Jorg Riechers (GER) Renault Captur:
If we did not have this rudder issue it would be a glamour becasue the boat is going quite well, and Seb and I are going really well, so the manouevres are alright and so life is really good. But knowing we have this rudder issue is like having the sword of Damocles always over us all the time. It gives us a certain amount of stress.

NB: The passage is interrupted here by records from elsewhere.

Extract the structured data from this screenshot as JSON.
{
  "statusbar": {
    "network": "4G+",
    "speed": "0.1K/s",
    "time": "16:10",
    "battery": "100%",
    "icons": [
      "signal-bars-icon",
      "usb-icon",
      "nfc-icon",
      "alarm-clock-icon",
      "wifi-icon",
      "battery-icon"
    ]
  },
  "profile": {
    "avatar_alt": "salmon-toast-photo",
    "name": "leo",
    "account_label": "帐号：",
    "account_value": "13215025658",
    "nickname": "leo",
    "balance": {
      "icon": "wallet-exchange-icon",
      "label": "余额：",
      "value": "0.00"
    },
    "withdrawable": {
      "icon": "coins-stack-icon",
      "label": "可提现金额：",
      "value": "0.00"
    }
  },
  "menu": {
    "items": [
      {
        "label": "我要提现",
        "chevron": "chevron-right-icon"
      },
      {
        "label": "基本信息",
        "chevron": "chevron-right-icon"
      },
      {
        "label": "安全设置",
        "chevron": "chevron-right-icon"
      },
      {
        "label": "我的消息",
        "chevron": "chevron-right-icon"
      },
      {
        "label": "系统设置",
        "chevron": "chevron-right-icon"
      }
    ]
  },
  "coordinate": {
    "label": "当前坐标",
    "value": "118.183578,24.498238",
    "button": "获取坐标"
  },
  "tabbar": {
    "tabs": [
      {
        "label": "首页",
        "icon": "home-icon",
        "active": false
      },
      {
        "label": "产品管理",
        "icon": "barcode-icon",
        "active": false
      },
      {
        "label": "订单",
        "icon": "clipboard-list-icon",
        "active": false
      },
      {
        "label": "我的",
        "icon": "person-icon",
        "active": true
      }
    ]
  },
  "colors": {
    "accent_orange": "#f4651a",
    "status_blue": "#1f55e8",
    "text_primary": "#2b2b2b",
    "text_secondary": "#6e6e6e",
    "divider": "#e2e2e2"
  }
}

* If their future is solo, what have they learned?
For the Vendée we are thinking about sails, for example, and what works. So probably in theory what you want in the south is this jib top reacher, the Michel Desjoyeaux thing. And the deck layout, you want to be really, really well protected and the boat is easy to work. And also the shape of the hull, where to accelerate, how much rocker it needs to have to surf out of the water at the right moment. When we have time we discuss the perfect boat for the Vendée Globe and then discuss it with the designer, and so it is a good loop. And all of the time, even if we have these issues, I am super happy I am doing this race. The result is not too glamourous at the moment but it is absolutely worthwhile.

Bernard Stamm (SUI) Cheminées Poujoulat:
* Life on board:
It’s been less than 24 hours since we got out of the strong winds and we had quite a lot of maintenance to do aboard the boat, and that took some time. The wind is still with us and we haven’t been stopped so far. Now, we’ve learnt how to walk around again. We can stand up inside the boat and the temperatures are rising, making it pleasant.

* Tiredness and little injuries
It’s clear we’re feeling tired. We’ve got a few little injuries. Jean’s rib is hurting and he feels the pain with every movement. If you go up the mast, you feel sore all over. It builds up over time and it stays with you until you get close to the finish. I think we have lost some weight, but it’s hard to judge. We think more about the boat than ourselves. We’re going to start to remove some layers of clothing soon and we’ll see what’s underneath. We may be in for a few surprises.

Ranking at 14:00 UTC:
1. Cheminées Poujoulat (Bernard Stamm – Jean Le Cam) 4938 nm Distance to Finish
2. Neutrogena (Guillermo Altadill – Jose Muñoz) 970 nm Distance to Lead
3. GAES Centros Auditivos (Anna Corbella – Gerard Marin) 1237 nm DTL
4. We Are Water (Bruno Garcia – Willy Garcia) 3190 nm DTL
5. One Planet One Ocean / Pharmaton (Aleix Gelabert – Didac Costa) 3240 nm DTL
6. Renault Captur (Jörg Riechers – Sebastien Audigane) 3910 nm DTL
7. Spirit of Hungary (Nandor Fa – Conrad Colman) 5430 nm DTL
Hugo Boss (Alex Thomson – Pepe Ribes) Abandon

TrackerEvent details

Report by event media.

Background: The third edition of the Barcelona World Race is the only double-handed, non-stop, round the world race. Eight IMOCA 60 teams started December 31, 2014, with the intent to cover 23,450 nautical miles in a circumnavigation from Barcelona to Barcelona, putting the capes of Good Hope (South Africa), Leeuwin (Australia) and Horn (Chile) to port and the Antarctic to starboard. The finishes are forecasted for the end of March 2015.